Players of all sizes and sectors are hunkering down for more pounding. The impact varies, from severe disruption of ad-dependent core revenues for companies such as CBS to debt repayment issues for Tribune and Univision. A growing number of small to-mid-size broadcasters--including Young Broadcasting, Gray Television and ION Media Networks--are wrestling with liquidity pressures, according to Standard & Poor's. Still others will have trouble meeting loan covenants in a weak economy. Many new media upstarts have no stock-market exit strategy, or once-regular cash infusions.
On a broad scale, there will be fewer investment banks with tighter lending requirements to finance mergers and acquisitions. There also will be less capital available overall, with stiffer credit standards to fuel consumer and business spending. Non-institutional sources of deal financing are virtually paralyzed in the continuing unprecedented shakeout process, although plummeting public values make for opportunistic buys. Those with assets to sell--from Time Warner to IAC--may have to lower expectations. The large-cap media conglomerates with high-cash balances and low net leverage (such as Disney and Viacom) may prefer to sit out this mess for now.
However, the fluctuation and uncertainty of asset valuations, metrics and baseline comparables--especially for companies in the throes of digital transition--are also formidable deal obstacles. That is why an estimated $5 billion in private-equity money has been sidelined. Venture capital groups are treading lightly and rethinking their investment models and ROI timetables.

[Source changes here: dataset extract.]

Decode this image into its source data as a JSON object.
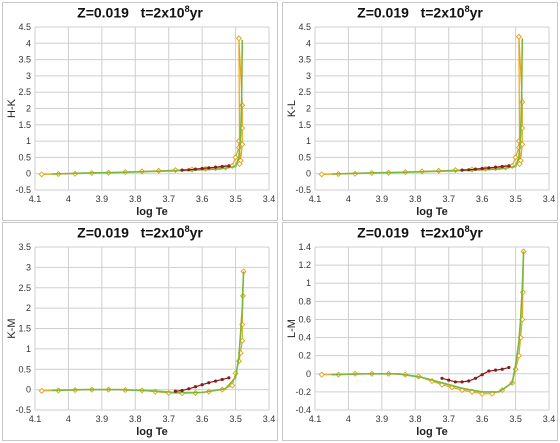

As economic volatility and the shakeup in the financial markets seep into the far reaches of grassroots business and consumers, they will be reflected in 2009 media-related company balance sheets. The tumultuous elements of the financial crisis--which is not occurring in a vacuum--reflect similar issues in media, entertainment and technology circles.
The failure of Fannie Mae and Freddie Mac is the result of a broken business model. The media world has plenty of its own, including metrics and content monetization.
The collapse of Lehman Brothers (in Chapter 11 bankruptcy), Bear Stearns (acquired on the cheap by JP Morgan Chase) and others to come is essentially about making unchecked bad bets (on reckless mortgage lending) and creating excessive leverage with inadequate capital. It's also about the sins of deregulation. Now, Wall Street is singing a different tune: Bailouts are another word for corporate socialism: Half the Fed's balance sheet is now at risk, and taxpayers ultimately will get stuck with the bill.
Bank of America's rescue of Countrywide Financial and Merrill Lynch is just the beginning. Experts estimate that half the 9,000 U.S. banks will consolidate or fold short-term, and that the overall financial system has accumulated as much as $40 of unqualified excessive debt for every $1 invested.
Highly leveraged insurance giant American International Group (AIG) lost half its market value Monday--seeking at least a $40 billion bridge loan from the Federal Reserve, fearing a potential downgrade from credit ratings agencies. On Monday night, S&P downgraded AIG, heightening urgency about the need for a cash infusion to avoid bankruptcy. It raises critical questions: Where does the federal government draw the line, having provided $300 billion in bailouts to companies making bad investment risks? Will some media-related companies burdened with debt and deteriorating credit ratings also face similar need and fate?
Media, entertainment, telecommunications and tech industries are also wrestling with their own vulnerable and broken business models. Recessionary and digital-driven revenue shift will clip earnings or cause some to default. On other levels, the purge of financial, transportation, auto and other major industry players will have a dramatic impact on all media advertising. Widespread consolidation means fewer companies to spend ad dollars and invest capital in technology software and hardware. It also can mean unmanageable scale. There will be less money all-around to fund the intelligent risks and creativity needed for long-term growth.
Survival and stabilization are short-order goals, although opportunities will eventually emerge from the chaos. Once things settle down, everything will depend on integrating and executing new business models that need to be crafted now. The transition from static to interactive advertising is no small task.
All of these adverse factors collectively will serve one good end. Companies along the broad media, entertainment and Internet spectrum will be forced to find ways to generate new income from new interactive trappings, such as social networks. They will be forced to create real value instead of relying on a continuous flood of unqualified capital to pave the way to prosperity.